If one is concerned that if he forgives, the offender will repeat his offense, he is not required to forgive. Similarly, if one spoke badly of another and seriously damaged his reputation, the injured party is not required to forgive the offender, since some people will have heard the slander and not the retraction. Even so, if the offender truly regrets his action, publicly apologizes, retracts what he said, and does his best to undo the damage he caused, it is proper for a pious and humble person to forgive him. (See Rema 606:1; MB ad loc. 11.)

If the injured party has died, the person who hurt him must bring ten people to his graveside, specify his sin, and confess that he sinned against the God of Israel and this individual. They then declare three times, “You are forgiven” (Yoma 87b; SA 606:2; MB ad loc. 15).

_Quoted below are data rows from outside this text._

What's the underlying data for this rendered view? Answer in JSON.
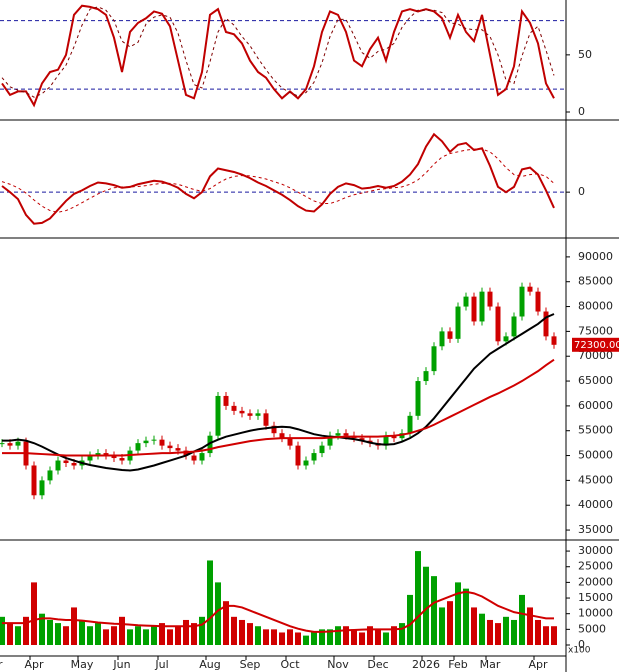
{
  "chart_data": [
    {
      "type": "line",
      "ylim": [
        0,
        98
      ],
      "yticks": [
        0,
        50
      ],
      "levels": [
        20,
        80
      ],
      "series": [
        {
          "color": "#c00000",
          "width": 2,
          "dashed": false,
          "values": [
            25,
            15,
            18,
            18,
            6,
            25,
            35,
            37,
            50,
            85,
            93,
            92,
            90,
            85,
            65,
            35,
            70,
            78,
            82,
            88,
            86,
            75,
            45,
            15,
            12,
            35,
            85,
            90,
            70,
            68,
            60,
            45,
            35,
            30,
            20,
            12,
            18,
            12,
            20,
            40,
            70,
            88,
            85,
            70,
            45,
            40,
            55,
            65,
            45,
            70,
            88,
            90,
            88,
            90,
            88,
            82,
            65,
            85,
            70,
            62,
            85,
            50,
            15,
            20,
            40,
            88,
            78,
            60,
            25,
            12
          ]
        },
        {
          "color": "#800000",
          "width": 1,
          "dashed": true,
          "values": [
            30,
            22,
            19,
            17,
            13,
            16,
            22,
            32,
            41,
            57,
            76,
            90,
            92,
            89,
            80,
            62,
            57,
            61,
            77,
            83,
            85,
            83,
            69,
            45,
            24,
            21,
            44,
            70,
            82,
            76,
            66,
            58,
            47,
            37,
            28,
            21,
            17,
            14,
            17,
            26,
            43,
            66,
            81,
            81,
            67,
            52,
            47,
            53,
            55,
            60,
            74,
            83,
            89,
            89,
            89,
            87,
            78,
            77,
            73,
            72,
            72,
            66,
            50,
            28,
            25,
            49,
            69,
            75,
            54,
            32
          ]
        }
      ]
    },
    {
      "type": "line",
      "ylim": [
        -2500,
        4000
      ],
      "yticks": [
        0
      ],
      "levels": [
        0
      ],
      "series": [
        {
          "color": "#c00000",
          "width": 2,
          "dashed": false,
          "values": [
            350,
            0,
            -400,
            -1300,
            -1800,
            -1750,
            -1500,
            -1000,
            -500,
            -100,
            100,
            350,
            550,
            500,
            400,
            250,
            300,
            450,
            550,
            650,
            600,
            450,
            250,
            -100,
            -350,
            0,
            900,
            1350,
            1250,
            1150,
            1000,
            800,
            550,
            350,
            100,
            -150,
            -450,
            -800,
            -1050,
            -1100,
            -700,
            -100,
            300,
            500,
            400,
            200,
            250,
            350,
            250,
            350,
            600,
            1000,
            1600,
            2600,
            3300,
            2900,
            2300,
            2700,
            2800,
            2400,
            2500,
            1500,
            300,
            0,
            300,
            1300,
            1400,
            1000,
            100,
            -900
          ]
        },
        {
          "color": "#c00000",
          "width": 1,
          "dashed": true,
          "values": [
            600,
            450,
            250,
            -50,
            -450,
            -800,
            -1050,
            -1150,
            -1050,
            -850,
            -600,
            -350,
            -100,
            100,
            250,
            300,
            300,
            320,
            370,
            450,
            500,
            500,
            450,
            300,
            150,
            50,
            200,
            500,
            750,
            900,
            950,
            930,
            850,
            750,
            600,
            450,
            250,
            0,
            -250,
            -500,
            -650,
            -650,
            -500,
            -300,
            -150,
            -50,
            50,
            150,
            200,
            250,
            300,
            450,
            700,
            1100,
            1600,
            2000,
            2200,
            2300,
            2400,
            2450,
            2450,
            2300,
            1900,
            1400,
            1000,
            900,
            1000,
            1050,
            900,
            500
          ]
        }
      ]
    },
    {
      "type": "candlestick",
      "ylim": [
        33400,
        93400
      ],
      "yticks": [
        35000,
        40000,
        45000,
        50000,
        55000,
        60000,
        65000,
        70000,
        75000,
        80000,
        85000,
        90000
      ],
      "up_color": "#00a000",
      "down_color": "#d00000",
      "last_price_label": "72300.00",
      "series": [
        {
          "values": [
            52500,
            52000,
            52800,
            48000,
            42000,
            45000,
            47000,
            49000,
            48500,
            48000,
            49000,
            50000,
            50500,
            50000,
            49500,
            49000,
            51000,
            52500,
            53000,
            53200,
            52000,
            51500,
            51000,
            50000,
            49000,
            50500,
            54000,
            62000,
            60000,
            59000,
            58500,
            58000,
            58500,
            56000,
            54500,
            53500,
            52000,
            48000,
            49000,
            50500,
            52000,
            54000,
            54500,
            54000,
            53500,
            53000,
            52500,
            52000,
            54000,
            53500,
            54500,
            58000,
            65000,
            67000,
            72000,
            75000,
            73500,
            80000,
            82000,
            77000,
            83000,
            80000,
            73000,
            74000,
            78000,
            84000,
            83000,
            79000,
            74000,
            72300
          ]
        },
        {
          "color": "#000000",
          "width": 2,
          "values": [
            53000,
            53000,
            53200,
            53000,
            52500,
            51800,
            51000,
            50200,
            49500,
            49000,
            48500,
            48100,
            47800,
            47500,
            47300,
            47100,
            47000,
            47200,
            47600,
            48000,
            48500,
            49000,
            49500,
            50000,
            50800,
            51500,
            52500,
            53200,
            53800,
            54200,
            54600,
            55000,
            55300,
            55500,
            55700,
            55800,
            55700,
            55300,
            54800,
            54300,
            54000,
            53800,
            53700,
            53500,
            53300,
            53000,
            52600,
            52300,
            52200,
            52300,
            52800,
            53500,
            54500,
            55800,
            57500,
            59500,
            61500,
            63500,
            65500,
            67500,
            69000,
            70500,
            71500,
            72500,
            73500,
            74500,
            75500,
            76500,
            77800,
            78500
          ]
        },
        {
          "color": "#d00000",
          "width": 2,
          "values": [
            50500,
            50500,
            50500,
            50500,
            50400,
            50300,
            50200,
            50100,
            50000,
            50000,
            50000,
            50000,
            50000,
            50000,
            50000,
            50000,
            50100,
            50200,
            50300,
            50400,
            50500,
            50500,
            50600,
            50700,
            50800,
            51000,
            51300,
            51700,
            52000,
            52300,
            52600,
            52900,
            53100,
            53300,
            53400,
            53500,
            53500,
            53500,
            53500,
            53500,
            53500,
            53600,
            53700,
            53800,
            53800,
            53800,
            53800,
            53800,
            53900,
            54000,
            54200,
            54500,
            55000,
            55500,
            56200,
            57000,
            57800,
            58600,
            59400,
            60200,
            61000,
            61800,
            62500,
            63300,
            64100,
            65000,
            66000,
            67000,
            68200,
            69300
          ]
        }
      ]
    },
    {
      "type": "bar",
      "ylim": [
        0,
        32900
      ],
      "yticks": [
        0,
        5000,
        10000,
        15000,
        20000,
        25000,
        30000
      ],
      "unit_label": "x100",
      "categories": [
        "r",
        null,
        null,
        null,
        "Apr",
        null,
        null,
        null,
        null,
        null,
        "May",
        null,
        null,
        null,
        null,
        "Jun",
        null,
        null,
        null,
        null,
        "Jul",
        null,
        null,
        null,
        null,
        null,
        "Aug",
        null,
        null,
        null,
        null,
        "Sep",
        null,
        null,
        null,
        null,
        "Oct",
        null,
        null,
        null,
        null,
        null,
        "Nov",
        null,
        null,
        null,
        null,
        "Dec",
        null,
        null,
        null,
        null,
        null,
        "2026",
        null,
        null,
        null,
        "Feb",
        null,
        null,
        null,
        "Mar",
        null,
        null,
        null,
        null,
        null,
        "Apr",
        null,
        null
      ],
      "up_color": "#00a000",
      "down_color": "#d00000",
      "series": [
        {
          "values": [
            9000,
            7000,
            6000,
            9000,
            20000,
            10000,
            8000,
            7000,
            6000,
            12000,
            8000,
            6000,
            7000,
            5000,
            6000,
            9000,
            5000,
            6000,
            5000,
            6000,
            7000,
            5000,
            6000,
            8000,
            7000,
            9000,
            27000,
            20000,
            14000,
            9000,
            8000,
            7000,
            6000,
            5000,
            5000,
            4000,
            5000,
            4000,
            3000,
            4000,
            5000,
            5000,
            6000,
            6000,
            5000,
            4000,
            6000,
            5000,
            4000,
            6000,
            7000,
            16000,
            30000,
            25000,
            22000,
            12000,
            14000,
            20000,
            18000,
            12000,
            10000,
            8000,
            7000,
            9000,
            8000,
            16000,
            12000,
            8000,
            6000,
            6000
          ]
        },
        {
          "color": "#d00000",
          "width": 2,
          "values": [
            7000,
            7000,
            7000,
            7000,
            8000,
            8500,
            8500,
            8200,
            8000,
            8000,
            7800,
            7500,
            7200,
            7000,
            6800,
            6700,
            6500,
            6300,
            6200,
            6100,
            6000,
            6000,
            6000,
            6000,
            6000,
            6500,
            8500,
            11000,
            12500,
            12500,
            12000,
            11000,
            10000,
            9000,
            8000,
            7000,
            6000,
            5200,
            4600,
            4200,
            4200,
            4300,
            4500,
            4700,
            4800,
            4900,
            5000,
            5000,
            5000,
            5000,
            5200,
            6500,
            9000,
            11500,
            13500,
            14500,
            15500,
            16500,
            17000,
            16500,
            15500,
            14000,
            12500,
            11500,
            10500,
            10000,
            9500,
            9000,
            8500,
            8500
          ]
        }
      ]
    }
  ]
}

Some people ask forgiveness from all their friends and acquaintances before Yom Kippur. However, this practice is almost meaningless. People fool themselves into thinking that because they are so careful to ask forgiveness from all their friends, this makes them pious. In fact, though, they are acting wickedly, because they are not asking forgiveness from the people they actually hurt. Rather, the main idea is to do soul-searching before Yom Kippur and recall those whom one may have truly hurt. He should then request forgiveness from them (Shlah, Masekhet Rosh Ha-shana, Derekh Ḥayim §151).


[3]. According to Ḥafetz Ḥayim 4:12 (based on Sha’arei Teshuva 3:207), if one spoke badly of another, even if the person is unaware of this, he must tell him of the sin, specify what he said, and beg forgiveness. R. Yisrael Salanter objected strongly to this ruling; because of it he refused to give his approbation to the book. His reasoning was that the wronged party might be hurt by this revelation, in which case the offender will have compounded his sin. Rather, according to R. Salanter, the person should ask forgiveness without detailing what he said, in order to avoid adding to his victim’s pain. R. Ahron Soloveichik agrees with this (Paraḥ Mateh Aharon, p. 187), as does R. Shlomo Zalman Auerbach (Halikhot Shlomo 3:6). It seems that all would agree that if the offended party is liable to suffer harm as a result of not knowing what had been said about him, the offending party would be obligated to tell him. Perhaps Ḥafetz Ḥayim refers to such a case (Az Nidberu 7:60). Be that as it may, the deciding factor in practice is what is best for the victim.